British Worlds, 1750-1914

Course Material 2023/24

This paper will explore the encounter and relations between Britain and the wider, non-European world, through different modes of exchange, conflict, accommodation, conquest and governance. The emphasis will be on reciprocal as well as violently unequal engagements – what Britain learns and thinks about the world, and what non-European peoples learn and think about Britons. It will discuss where and how British ideas of self, society, culture, heritage, race and gender were forged. In this sense it will engage with the established literature on centre-periphery relations, while benefitting from recent transnational approaches to the British World.

The aim is to focus not on imperial relations or policy, but on the interactions between knowledgeable elites, masters and labourers, governors and collaborators, and forms of imperial power and subaltern resistance. We take as our starting point late eighteenth-century British encounters with the Pacific, Asia and Africa, leading to the acquisition of knowledge, and also to interventionist programmes of labour and resource extraction in these regions and in the Americas.
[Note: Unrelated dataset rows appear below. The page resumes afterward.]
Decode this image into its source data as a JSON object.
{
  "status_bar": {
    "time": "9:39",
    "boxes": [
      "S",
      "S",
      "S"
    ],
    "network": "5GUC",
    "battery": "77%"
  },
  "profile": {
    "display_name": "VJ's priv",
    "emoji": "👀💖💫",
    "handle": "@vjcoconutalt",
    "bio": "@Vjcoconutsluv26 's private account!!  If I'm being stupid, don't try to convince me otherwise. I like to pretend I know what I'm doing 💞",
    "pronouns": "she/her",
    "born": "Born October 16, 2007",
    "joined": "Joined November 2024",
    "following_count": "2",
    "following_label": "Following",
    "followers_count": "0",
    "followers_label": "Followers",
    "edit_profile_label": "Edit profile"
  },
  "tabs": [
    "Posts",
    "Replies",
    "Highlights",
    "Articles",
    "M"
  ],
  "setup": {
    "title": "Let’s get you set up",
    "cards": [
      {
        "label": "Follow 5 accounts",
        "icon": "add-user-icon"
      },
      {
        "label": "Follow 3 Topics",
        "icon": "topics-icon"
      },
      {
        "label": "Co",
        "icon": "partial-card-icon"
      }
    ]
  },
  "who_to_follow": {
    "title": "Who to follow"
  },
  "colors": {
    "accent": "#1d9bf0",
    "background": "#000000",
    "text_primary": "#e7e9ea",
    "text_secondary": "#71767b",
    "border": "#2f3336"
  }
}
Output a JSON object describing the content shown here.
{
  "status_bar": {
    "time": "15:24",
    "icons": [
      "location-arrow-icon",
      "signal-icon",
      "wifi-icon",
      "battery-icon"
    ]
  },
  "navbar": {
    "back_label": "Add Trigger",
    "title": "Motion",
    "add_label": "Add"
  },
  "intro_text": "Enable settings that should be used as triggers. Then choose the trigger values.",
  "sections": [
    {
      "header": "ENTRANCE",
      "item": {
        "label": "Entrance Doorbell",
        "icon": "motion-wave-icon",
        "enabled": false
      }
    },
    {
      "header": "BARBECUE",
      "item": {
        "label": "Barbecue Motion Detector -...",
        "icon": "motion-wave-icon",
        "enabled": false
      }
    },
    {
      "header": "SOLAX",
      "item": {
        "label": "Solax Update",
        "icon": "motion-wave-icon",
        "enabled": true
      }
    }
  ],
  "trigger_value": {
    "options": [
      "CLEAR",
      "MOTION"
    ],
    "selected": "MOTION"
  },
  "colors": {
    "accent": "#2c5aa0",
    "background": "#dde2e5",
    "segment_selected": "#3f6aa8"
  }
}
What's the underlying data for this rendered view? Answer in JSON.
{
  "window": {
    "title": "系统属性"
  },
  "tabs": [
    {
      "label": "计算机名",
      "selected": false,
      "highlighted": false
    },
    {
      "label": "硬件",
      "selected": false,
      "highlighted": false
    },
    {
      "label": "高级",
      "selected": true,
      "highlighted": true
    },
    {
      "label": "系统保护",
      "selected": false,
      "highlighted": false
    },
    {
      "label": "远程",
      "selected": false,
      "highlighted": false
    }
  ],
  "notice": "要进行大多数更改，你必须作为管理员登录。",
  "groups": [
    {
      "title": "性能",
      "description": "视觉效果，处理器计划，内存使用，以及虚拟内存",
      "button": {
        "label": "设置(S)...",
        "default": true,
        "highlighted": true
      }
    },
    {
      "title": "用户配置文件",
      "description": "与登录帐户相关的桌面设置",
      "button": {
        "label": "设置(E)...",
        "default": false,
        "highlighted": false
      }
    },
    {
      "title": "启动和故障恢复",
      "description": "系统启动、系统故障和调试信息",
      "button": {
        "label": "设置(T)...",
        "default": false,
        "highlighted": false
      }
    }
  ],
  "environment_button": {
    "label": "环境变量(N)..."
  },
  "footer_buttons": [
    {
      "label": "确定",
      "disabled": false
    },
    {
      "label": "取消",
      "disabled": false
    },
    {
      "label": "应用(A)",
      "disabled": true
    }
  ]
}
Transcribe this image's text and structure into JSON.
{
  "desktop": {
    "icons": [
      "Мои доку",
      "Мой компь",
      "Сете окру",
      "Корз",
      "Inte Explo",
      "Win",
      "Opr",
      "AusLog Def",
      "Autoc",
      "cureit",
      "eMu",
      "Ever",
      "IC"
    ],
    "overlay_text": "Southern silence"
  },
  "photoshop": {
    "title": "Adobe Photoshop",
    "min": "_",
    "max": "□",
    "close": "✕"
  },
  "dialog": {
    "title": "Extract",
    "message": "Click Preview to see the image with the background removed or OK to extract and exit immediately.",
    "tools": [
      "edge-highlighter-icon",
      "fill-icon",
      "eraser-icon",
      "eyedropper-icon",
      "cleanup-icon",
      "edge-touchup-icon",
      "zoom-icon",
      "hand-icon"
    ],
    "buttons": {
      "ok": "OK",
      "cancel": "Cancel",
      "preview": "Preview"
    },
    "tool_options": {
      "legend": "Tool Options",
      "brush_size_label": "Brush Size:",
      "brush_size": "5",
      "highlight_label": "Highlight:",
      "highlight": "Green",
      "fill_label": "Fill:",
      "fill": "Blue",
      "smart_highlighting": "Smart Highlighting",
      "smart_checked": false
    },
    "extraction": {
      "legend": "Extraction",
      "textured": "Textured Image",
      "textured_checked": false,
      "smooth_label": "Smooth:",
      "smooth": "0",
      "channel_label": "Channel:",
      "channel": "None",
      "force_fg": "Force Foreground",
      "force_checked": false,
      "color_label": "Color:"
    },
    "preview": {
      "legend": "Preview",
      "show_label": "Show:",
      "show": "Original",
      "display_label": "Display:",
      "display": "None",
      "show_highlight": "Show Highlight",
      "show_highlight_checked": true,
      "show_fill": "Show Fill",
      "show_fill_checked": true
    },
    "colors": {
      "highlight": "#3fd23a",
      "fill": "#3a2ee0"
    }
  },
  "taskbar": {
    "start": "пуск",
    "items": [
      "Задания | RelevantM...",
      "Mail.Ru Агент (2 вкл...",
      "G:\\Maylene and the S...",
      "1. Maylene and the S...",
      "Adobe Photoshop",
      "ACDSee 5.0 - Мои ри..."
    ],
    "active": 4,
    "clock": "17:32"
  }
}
At the mid point of the course, we will attend to ideologies of rule and then to diverse agents, including intellectuals, missionaries, travellers and collectors who contributed to or contested the steel frame of empire. Next, we explore the more fully developed imperial practices and societies and relations that characterize the period of ‘new imperialism’ between 1870 and 1914. We end with the First World War and the evolution of organised anti-imperialism.